Агриппа озабоченно поправил розы в большой этрусской вазе. Они вдвоем справят новоселье. За целый месяц триумвир наконец удосужился вспомнить друга.
В Риме молодой пицен чувствовал себя заброшенным. Бесила неопределенность положения. Победу над Антонием одержал Октавиан. Это знали все от мала до велика. А Марк Агриппа был всего–навсего одним из полководцев императора и ничего больше! Кроме того, он был школьным товарищем Октавиана и еще неизвестно — за доблесть или по особой дружбе в двадцать лет безродный пицен носит звание легата... Вдобавок косые взгляды родни друга...

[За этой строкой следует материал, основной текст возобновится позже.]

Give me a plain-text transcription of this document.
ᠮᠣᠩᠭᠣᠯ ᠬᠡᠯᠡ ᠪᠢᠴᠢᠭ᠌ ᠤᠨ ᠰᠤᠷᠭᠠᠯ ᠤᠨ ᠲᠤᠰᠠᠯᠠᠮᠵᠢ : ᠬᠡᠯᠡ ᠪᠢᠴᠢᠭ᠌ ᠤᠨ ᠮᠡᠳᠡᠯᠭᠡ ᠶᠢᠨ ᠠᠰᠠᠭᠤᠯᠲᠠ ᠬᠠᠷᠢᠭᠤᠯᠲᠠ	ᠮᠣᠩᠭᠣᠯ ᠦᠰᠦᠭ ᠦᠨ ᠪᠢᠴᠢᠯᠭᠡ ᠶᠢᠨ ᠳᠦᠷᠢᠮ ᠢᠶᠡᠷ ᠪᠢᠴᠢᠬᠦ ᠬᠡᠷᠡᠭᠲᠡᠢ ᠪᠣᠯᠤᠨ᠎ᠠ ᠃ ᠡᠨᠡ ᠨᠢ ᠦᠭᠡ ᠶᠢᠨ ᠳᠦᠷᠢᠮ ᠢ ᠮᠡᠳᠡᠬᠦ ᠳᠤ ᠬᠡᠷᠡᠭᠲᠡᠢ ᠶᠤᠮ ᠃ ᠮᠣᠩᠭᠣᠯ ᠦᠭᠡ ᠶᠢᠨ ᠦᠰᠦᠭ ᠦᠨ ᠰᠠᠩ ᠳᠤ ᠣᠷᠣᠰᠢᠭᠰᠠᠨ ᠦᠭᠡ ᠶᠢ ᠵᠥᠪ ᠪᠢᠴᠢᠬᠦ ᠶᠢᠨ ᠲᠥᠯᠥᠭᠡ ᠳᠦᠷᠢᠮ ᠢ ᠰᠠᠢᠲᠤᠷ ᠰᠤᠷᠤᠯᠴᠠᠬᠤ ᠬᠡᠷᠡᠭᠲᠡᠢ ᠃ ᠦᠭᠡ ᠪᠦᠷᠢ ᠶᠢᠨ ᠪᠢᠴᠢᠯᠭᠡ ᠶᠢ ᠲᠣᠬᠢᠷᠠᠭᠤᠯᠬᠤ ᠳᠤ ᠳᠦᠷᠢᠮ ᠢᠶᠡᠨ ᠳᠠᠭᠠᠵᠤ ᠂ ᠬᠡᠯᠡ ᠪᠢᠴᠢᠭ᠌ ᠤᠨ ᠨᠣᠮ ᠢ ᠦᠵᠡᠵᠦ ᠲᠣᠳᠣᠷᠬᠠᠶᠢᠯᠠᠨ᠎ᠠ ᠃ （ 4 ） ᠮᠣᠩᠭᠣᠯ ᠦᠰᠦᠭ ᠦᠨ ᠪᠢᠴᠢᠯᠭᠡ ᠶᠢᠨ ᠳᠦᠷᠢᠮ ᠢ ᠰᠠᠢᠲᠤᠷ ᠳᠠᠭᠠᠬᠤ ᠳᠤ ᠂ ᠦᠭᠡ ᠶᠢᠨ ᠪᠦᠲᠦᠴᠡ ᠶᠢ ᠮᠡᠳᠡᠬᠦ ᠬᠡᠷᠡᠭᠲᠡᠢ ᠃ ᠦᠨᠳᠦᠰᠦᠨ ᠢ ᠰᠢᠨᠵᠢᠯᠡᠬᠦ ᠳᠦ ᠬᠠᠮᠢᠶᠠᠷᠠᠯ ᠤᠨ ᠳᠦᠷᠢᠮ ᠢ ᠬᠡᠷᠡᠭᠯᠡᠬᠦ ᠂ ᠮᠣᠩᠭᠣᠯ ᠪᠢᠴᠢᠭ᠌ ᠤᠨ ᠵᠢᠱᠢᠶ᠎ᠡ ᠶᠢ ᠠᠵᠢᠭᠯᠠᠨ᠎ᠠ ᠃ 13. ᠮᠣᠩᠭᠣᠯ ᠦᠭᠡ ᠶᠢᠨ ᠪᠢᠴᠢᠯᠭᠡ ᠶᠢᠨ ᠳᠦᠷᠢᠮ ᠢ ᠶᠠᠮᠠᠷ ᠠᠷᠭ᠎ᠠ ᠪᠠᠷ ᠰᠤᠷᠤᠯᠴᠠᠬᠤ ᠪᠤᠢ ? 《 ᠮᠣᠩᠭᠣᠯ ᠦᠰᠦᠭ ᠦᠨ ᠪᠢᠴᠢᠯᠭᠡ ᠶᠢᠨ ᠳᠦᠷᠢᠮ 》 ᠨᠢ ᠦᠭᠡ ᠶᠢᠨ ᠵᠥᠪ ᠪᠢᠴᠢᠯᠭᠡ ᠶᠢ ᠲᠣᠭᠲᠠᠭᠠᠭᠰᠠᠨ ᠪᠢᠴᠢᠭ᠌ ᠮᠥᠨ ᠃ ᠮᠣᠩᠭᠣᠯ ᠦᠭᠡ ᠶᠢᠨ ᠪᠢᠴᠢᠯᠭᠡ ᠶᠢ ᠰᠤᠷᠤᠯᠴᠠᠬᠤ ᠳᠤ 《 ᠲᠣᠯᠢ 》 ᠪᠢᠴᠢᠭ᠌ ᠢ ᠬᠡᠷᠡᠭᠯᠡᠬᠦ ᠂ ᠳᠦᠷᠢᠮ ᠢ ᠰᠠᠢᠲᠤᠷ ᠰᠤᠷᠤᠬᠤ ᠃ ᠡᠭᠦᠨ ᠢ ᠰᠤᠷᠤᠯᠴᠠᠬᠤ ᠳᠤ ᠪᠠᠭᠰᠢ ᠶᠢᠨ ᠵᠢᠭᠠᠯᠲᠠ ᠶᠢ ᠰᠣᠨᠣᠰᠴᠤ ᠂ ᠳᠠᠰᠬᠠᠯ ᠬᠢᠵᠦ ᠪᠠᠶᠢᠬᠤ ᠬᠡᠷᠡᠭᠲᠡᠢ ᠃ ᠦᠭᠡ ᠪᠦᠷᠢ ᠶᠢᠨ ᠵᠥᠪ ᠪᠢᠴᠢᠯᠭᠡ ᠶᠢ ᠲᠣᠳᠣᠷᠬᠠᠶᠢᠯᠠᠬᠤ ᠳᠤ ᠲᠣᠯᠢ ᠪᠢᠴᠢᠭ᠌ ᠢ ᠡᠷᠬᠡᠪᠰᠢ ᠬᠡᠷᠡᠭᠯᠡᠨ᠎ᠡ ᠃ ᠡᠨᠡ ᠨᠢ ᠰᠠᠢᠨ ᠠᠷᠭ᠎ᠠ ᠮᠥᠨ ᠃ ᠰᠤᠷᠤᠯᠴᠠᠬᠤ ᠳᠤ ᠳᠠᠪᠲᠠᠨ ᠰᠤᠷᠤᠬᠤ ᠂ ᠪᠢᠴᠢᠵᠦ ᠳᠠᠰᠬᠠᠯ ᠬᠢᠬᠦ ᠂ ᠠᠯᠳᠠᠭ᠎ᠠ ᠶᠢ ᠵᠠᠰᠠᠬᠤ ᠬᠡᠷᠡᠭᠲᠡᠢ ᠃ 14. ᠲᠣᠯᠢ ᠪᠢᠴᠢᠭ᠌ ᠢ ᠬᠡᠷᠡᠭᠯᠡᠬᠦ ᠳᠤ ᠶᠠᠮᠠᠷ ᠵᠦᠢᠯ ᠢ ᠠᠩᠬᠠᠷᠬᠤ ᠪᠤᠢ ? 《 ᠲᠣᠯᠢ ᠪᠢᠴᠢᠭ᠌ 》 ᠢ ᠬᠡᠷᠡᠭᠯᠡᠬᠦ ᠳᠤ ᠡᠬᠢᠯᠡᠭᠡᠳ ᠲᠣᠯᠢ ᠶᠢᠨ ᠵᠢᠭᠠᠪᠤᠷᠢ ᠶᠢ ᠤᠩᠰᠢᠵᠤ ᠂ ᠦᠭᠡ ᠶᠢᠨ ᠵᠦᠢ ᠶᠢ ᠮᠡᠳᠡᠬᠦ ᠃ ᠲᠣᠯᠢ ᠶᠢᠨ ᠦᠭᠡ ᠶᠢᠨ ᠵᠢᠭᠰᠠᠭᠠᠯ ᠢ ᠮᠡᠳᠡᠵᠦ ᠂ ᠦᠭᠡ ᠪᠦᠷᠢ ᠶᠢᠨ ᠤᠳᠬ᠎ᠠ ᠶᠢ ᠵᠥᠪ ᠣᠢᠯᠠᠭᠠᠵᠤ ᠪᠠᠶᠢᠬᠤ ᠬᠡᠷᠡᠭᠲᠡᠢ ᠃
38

— Замерз! Отогрей меня. — Октавиан сбросил солдатский плащ и остановился на пороге, обвел изумленным взглядом изысканно сервированный стол, яркие фрески на стенах триклиниума, взглянул на плафон, где резвые маленькие фавны играли гирляндами винограда и роз.
— Совсем не похоже на походную палатку! Ты стал эпикурейцем!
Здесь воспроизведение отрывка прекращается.